As of January 2024, 20% of Premier League clubs are being investigated for – or have already been punished for – breaches of the profit and sustainability rules (PSR) that govern how an EPL outfit can spend their money. So, if club officials know the PSR rules, and are aware of the consequences that can range from fines to points deductions, why do they keep breaking them anyway?
That’s a question that the supporters of the clubs embroiled in the investigations, as well as neutral fans, are pondering. Everton, one of the founding members of the Premier League, were the first club in the EPL to suffer a points deduction after they were found to have breached spending rules. A few months later, Nottingham Forest were referred to a similar independent panel as the one that recommended Everton’s punishment – at the time of writing, they still await their fate.
Chelsea and Manchester City, who have a remarkable 115 charges of over-spending hanging over their heads, could one day also face stiff penalties for breaching PSR –for the latter, a points deduction could be so severe that they would face automatic relegation, according to some sources. So what are the profitability and sustainability rules, and why do clubs keep on breaking them?
What Is Profit and Sustainability in Football?
In an era of Russian oligarchs, venture capital firms and entire Arabian states buying football clubs just for the hell of it, it was decided that some rules might need to be imposed that prevent these sugar-daddies from making English football a monopoly, rather than a meritocracy – the jury is out on whether they have been successful in that regard.
Even so, profitability and sustainability rules (PSR) have been drawn up and both Premier League and Football League clubs must abide by them. These are outlined in the Premier League handbook, a weighty tome packed with jargon, smallprint and legalese. But the most basic of the PSR requirements is that a club cannot post a loss of £105 million or more during a three-year accounting period – if they do, they are in breach of the PSR guidelines.
They can try to recoup some of those losses in the transfer window – Forest sold their homegrown talent Brennan Johnson to Tottenham in a bid to stave off the regulators, but even that £47 million bounty wasn’t enough to snip their loss to an acceptable level.

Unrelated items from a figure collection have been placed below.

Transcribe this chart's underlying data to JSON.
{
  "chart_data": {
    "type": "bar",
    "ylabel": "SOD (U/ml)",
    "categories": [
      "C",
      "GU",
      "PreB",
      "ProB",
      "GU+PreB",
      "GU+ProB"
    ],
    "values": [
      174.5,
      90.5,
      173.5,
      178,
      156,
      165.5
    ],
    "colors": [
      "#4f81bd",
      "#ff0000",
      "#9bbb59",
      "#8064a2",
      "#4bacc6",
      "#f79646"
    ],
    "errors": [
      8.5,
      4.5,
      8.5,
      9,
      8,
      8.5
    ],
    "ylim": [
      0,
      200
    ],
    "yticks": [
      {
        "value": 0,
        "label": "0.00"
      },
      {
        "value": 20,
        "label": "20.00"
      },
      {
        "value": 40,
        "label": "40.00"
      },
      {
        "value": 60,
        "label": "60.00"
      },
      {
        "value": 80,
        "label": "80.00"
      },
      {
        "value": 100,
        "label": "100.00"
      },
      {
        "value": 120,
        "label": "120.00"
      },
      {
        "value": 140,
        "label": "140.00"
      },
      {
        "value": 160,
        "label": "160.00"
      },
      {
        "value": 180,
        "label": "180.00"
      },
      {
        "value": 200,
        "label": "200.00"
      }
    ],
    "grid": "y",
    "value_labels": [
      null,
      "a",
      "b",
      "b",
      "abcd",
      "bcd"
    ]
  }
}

That might sound a lot, but when you consider that the threshold was set over a decade ago – and hasn’t been adjusted for inflation at any point – you’d argue that EPL clubs are getting off lightly. Once a club has submitted their financial accounts, and any PSR breaches have been unravelled, they have an opportunity to put their side across during a hearing. But that may well fall on deaf ears, so a range of punishments – from a fine to a point deduction, which counts either this season or next – are available to rules officials.
Why Do Clubs Break Financial Rules?
A punishment can only be described as such when it punishes the offender – for so long, football clubs have been fined for their misdemeanours that they basically don’t care about the rules. Instead, they see these financial sanctions as a cost of business. But the Premier League, fearful of a government movement to bring in an independent regulator to govern English football, have decided that now is the time to get serious about the rules they themselves created.
The points deduction metered out to Everton is likely to be the tip of the iceberg – the Toffees (via a second investigation), Forest, Man City and Chelsea could all face points deductions by the time you read this article. To answer the original question, football clubs have historically broken financial rules because they could – the punishment didn’t fit the crime. But now, they finally face their day of reckoning….few will be so keen to push the boundaries going forward.
What Is the Difference Between PSR and FFP?
It’s easy for people to think that PSR and FFP – financial fair play – are two heads of the same snake. But while PSR are the rules that govern English football, UEFA (European football’s governing body) have introduced financial rules of their own which clubs playing in their sanctioned competitions must adhere to.
Originally known as FFP, UEFA has since dropped that abbreviation because they don’t believe the term ‘financial fair play’ best represents what their rules have set out to achieve – rather than creating a level playing field amongst all clubs, their rules are designed to simply stop a single club from over-spending in a way that would be deemed harmful to the integrity of the league or tournament. So in short, PSR is a means of trying to create some kind of financial fair play – although it shouldn’t be confused with UEFA’s old FFP rules that have since been renamed as ‘Financial Sustainability’ instead.
What Did Man City Do Wrong?
If Man City were to be relegated as a consequence of their PSR investigation, it would be the most seismic event to happen to English football in decades. This is a club that has dominated the Premier League ever since it was acquired by what is effectively the royal family of Abu Dhabi, who aren’t short of a few quid.
The 115 PSR charges brought against City relate to their consistent overspending on transfer fees and player wages, with Pep Guardiola spending well in excess of £1 billion on new players in his time as head coach. To satisfy PSR criteria, that spending has to be offset through gains – be it player sales, commercial deals and the like – that keep the loss within that £105 million threshold.
But here’s where things get interesting. Man City are sponsored by Etihad Airways, a company that’s also a concern of their owners, and they have been accused of artificially inflating the sponsorship deals signed in a bid to pump more money into the accounts – off-setting that crazy transfer spending as far as PSR is concerned. But whether they will get away with some or all of the 115 charges brought against them, only time will tell.